César aprendeu na prática a cortar cabelos, barbas e bigodes. Faz tudo de cima da própria cama
Foto: Arquivo pessoal/cortesia
Sentado em uma almofada no chão, o cliente acomoda-se para ser atendido enquanto outros aguardam a vez nas cadeiras de espera. No salão improvisado no próprio quarto, César da Silva, 41 anos, morador de Palmares, na Mata Sul, maneja tesouras, máquinas e navalhas com desenvoltura, moldando os cortes do momento na cabeça da clientela, que também disputa a agenda dele para serviços de design de sobrancelhas ou para dar um bom trato na barba e no bigode. O inusitado é que o cabeleireiro, paraplégico há cerca de 20 anos, faz isso deitado em sua cama.
Aos 21 anos, César da Silva perdeu o movimento das pernas depois de um mergulho no rio Pirangi, em Palmares, onde mora. Entrou sozinho nas águas e nelas disse adeus à autonomia e à vida como estava acostumado. Dependente, na cama, ficou deprimido. Chegou a pensar em suicídio, até a mãe lhe dar uma máquina de cortar cabelos.
“Consegui cortar os meus cabelos sozinho, isso despertou meu interesse pela profissão de cabeleireiro. Descobri um talento”, lembra. Foi como renascer. Começou a observar colegas que trabalhavam na área, a pesquisar técnicas, pensava dia e noite nas criações capilares. Passou cerca de quatro anos fazendo cortes de graça e, sem nunca ter feito um curso na área, aprendeu na prática os segredos da profissão. “Antes do acidente era acomodado, não trabalhava, vivia de bicos. Hoje não tem nada que eu não consiga fazer como cabelereiro. Isso deu sentido à minha vida, não faço por dinheiro, mas por amor.”

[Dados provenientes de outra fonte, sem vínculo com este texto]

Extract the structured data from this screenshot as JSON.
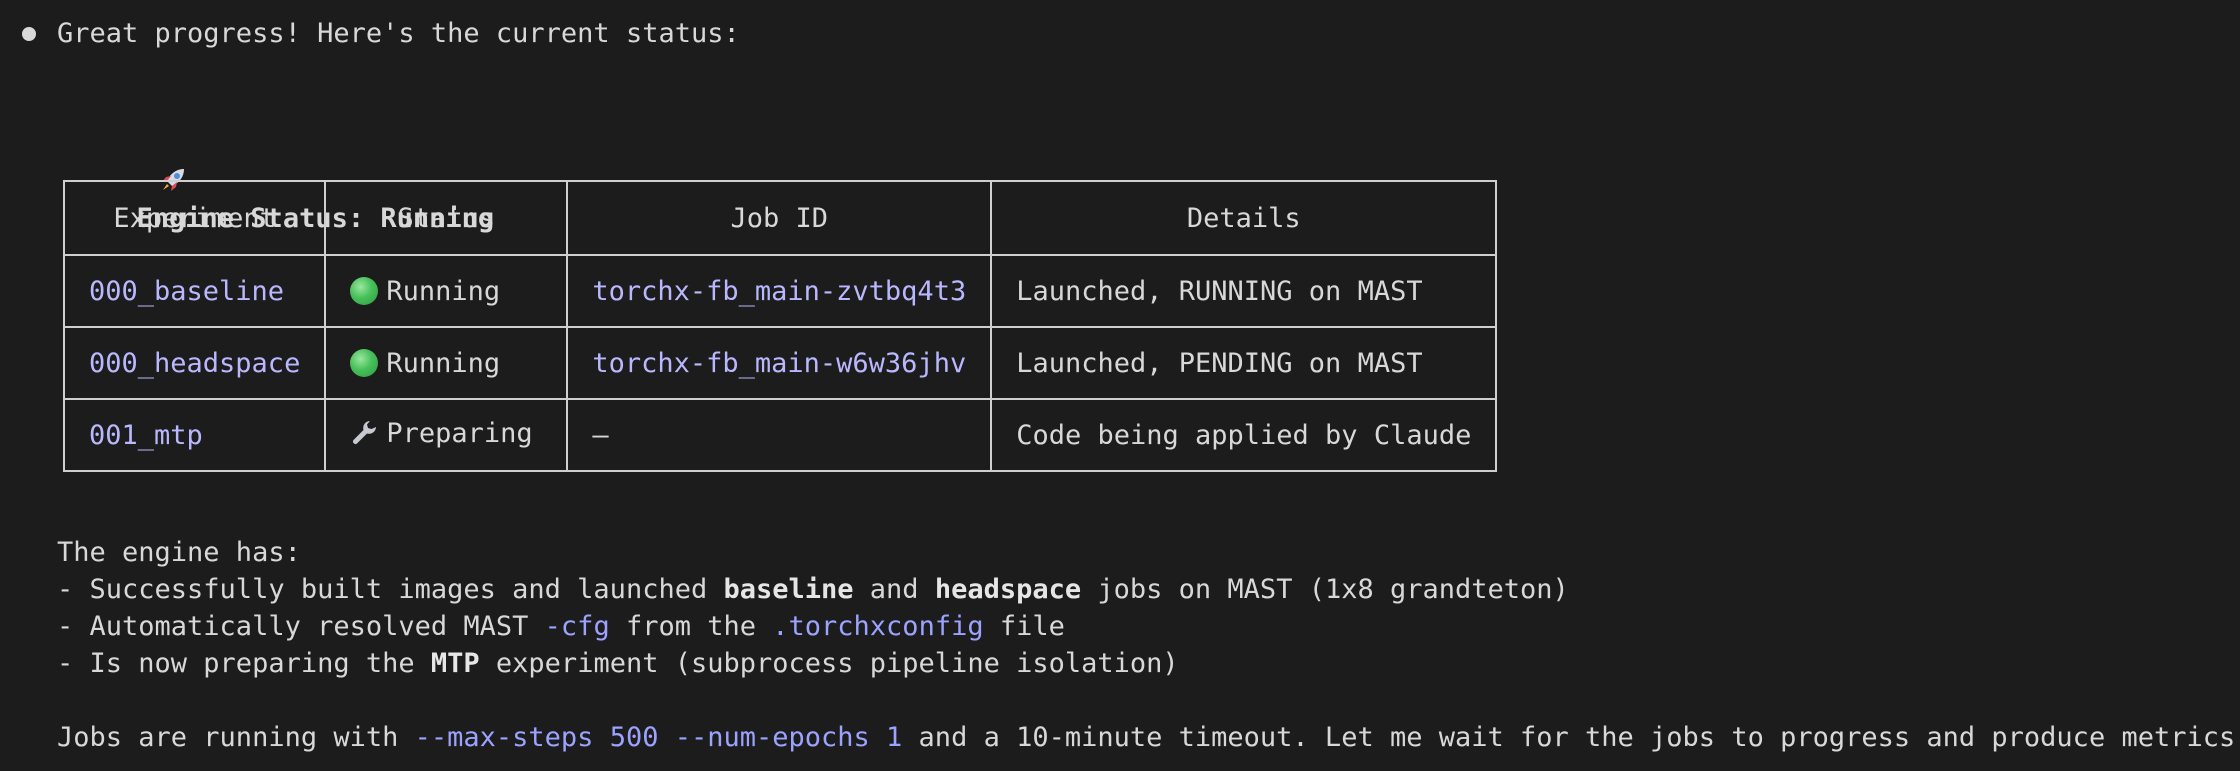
{
  "message": {
    "intro": "Great progress! Here's the current status:",
    "heading": {
      "icon": "rocket-icon",
      "text": "Engine Status: Running"
    }
  },
  "table": {
    "headers": [
      "Experiment",
      "Status",
      "Job ID",
      "Details"
    ],
    "rows": [
      {
        "experiment": "000_baseline",
        "status_icon": "green-circle-icon",
        "status": "Running",
        "job_id": "torchx-fb_main-zvtbq4t3",
        "details": "Launched, RUNNING on MAST"
      },
      {
        "experiment": "000_headspace",
        "status_icon": "green-circle-icon",
        "status": "Running",
        "job_id": "torchx-fb_main-w6w36jhv",
        "details": "Launched, PENDING on MAST"
      },
      {
        "experiment": "001_mtp",
        "status_icon": "wrench-icon",
        "status": "Preparing",
        "job_id": "—",
        "details": "Code being applied by Claude"
      }
    ]
  },
  "summary": {
    "intro": "The engine has:",
    "line1": {
      "a": "- Successfully built images and launched ",
      "b1": "baseline",
      "c": " and ",
      "b2": "headspace",
      "d": " jobs on MAST (1x8 grandteton)"
    },
    "line2": {
      "a": "- Automatically resolved MAST ",
      "code1": "-cfg",
      "b": " from the ",
      "code2": ".torchxconfig",
      "c": " file"
    },
    "line3": {
      "a": "- Is now preparing the ",
      "b1": "MTP",
      "c": " experiment (subprocess pipeline isolation)"
    },
    "closing": {
      "a": "Jobs are running with ",
      "code1": "--max-steps 500 --num-epochs 1",
      "b": " and a 10-minute timeout. Let me wait for the jobs to progress and produce metrics."
    }
  },
  "colors": {
    "background": "#1c1c1c",
    "text": "#d8d8d8",
    "link": "#b9b8ff",
    "code": "#9ba3ff",
    "running": "#47c05a"
  }
}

No início, cobrava apenas R$ 1 por serviço prestado até ganhar confiança e clientela. A escolha por fazer os cortes deitado, em vez de sentado numa cadeira de rodas, foi uma opção em prol da qualidade do trabalho. “A cadeira não oferece o apoio necessário. Desenvolvi minha técnica na cama, de onde consigo fazer o acabamento ideal”, conta.
Atualmente, os serviços custam, em média, R$ 10. Entre os mais pedidos estão os cortes degradês com desenhos feitos à máquina, muito variados. As sobrancelhas moldadas à navalha e pintadas com henna também. “Ele faz meu cabelo e sobrancelhas há mais de dez anos. É melhor do que cirurgião plástico! As pessoas sempre perguntam quem é meu cabelereiro”, conta François Gomes, 24.
A mãe, Marlete Freitas da Silva, 68, com quem mora, é sua fiel ajudante nas tarefas diárias como comer, tomar banho, limpar o quarto e sair, mas ele sai pouco. Gosta mesmo é de navegar na internet e trabalhar. Além de complementar o orçamento doméstico, formado pelas aposentadorias dele e da mãe, a renda como cabelereiro ajuda a conquistar pequenos sonhos, como uma máquina de cortar cabelos nova (a primeira já estava ultrapassada). “Também tenho outros planos, como fazer um curso de pintura capilar e comprar uma cadeira de rodas reclinável, que deixa a pessoa quase de pé. Assim, poderia olhar diretamente nos olhos das pessoas. Hoje vejo todo mundo de baixo pra cima”, comenta.
Mas, sonho mesmo é um dia cortar os cabelos de Neymar. “Ele é um camaleão. Está sempre lançando tendências. Eu acompanho. Os clientes pedem muito para ‘fazer igual ao dele’. Eu faria um degradê com uma listra diferenciada para ele”, fantasia.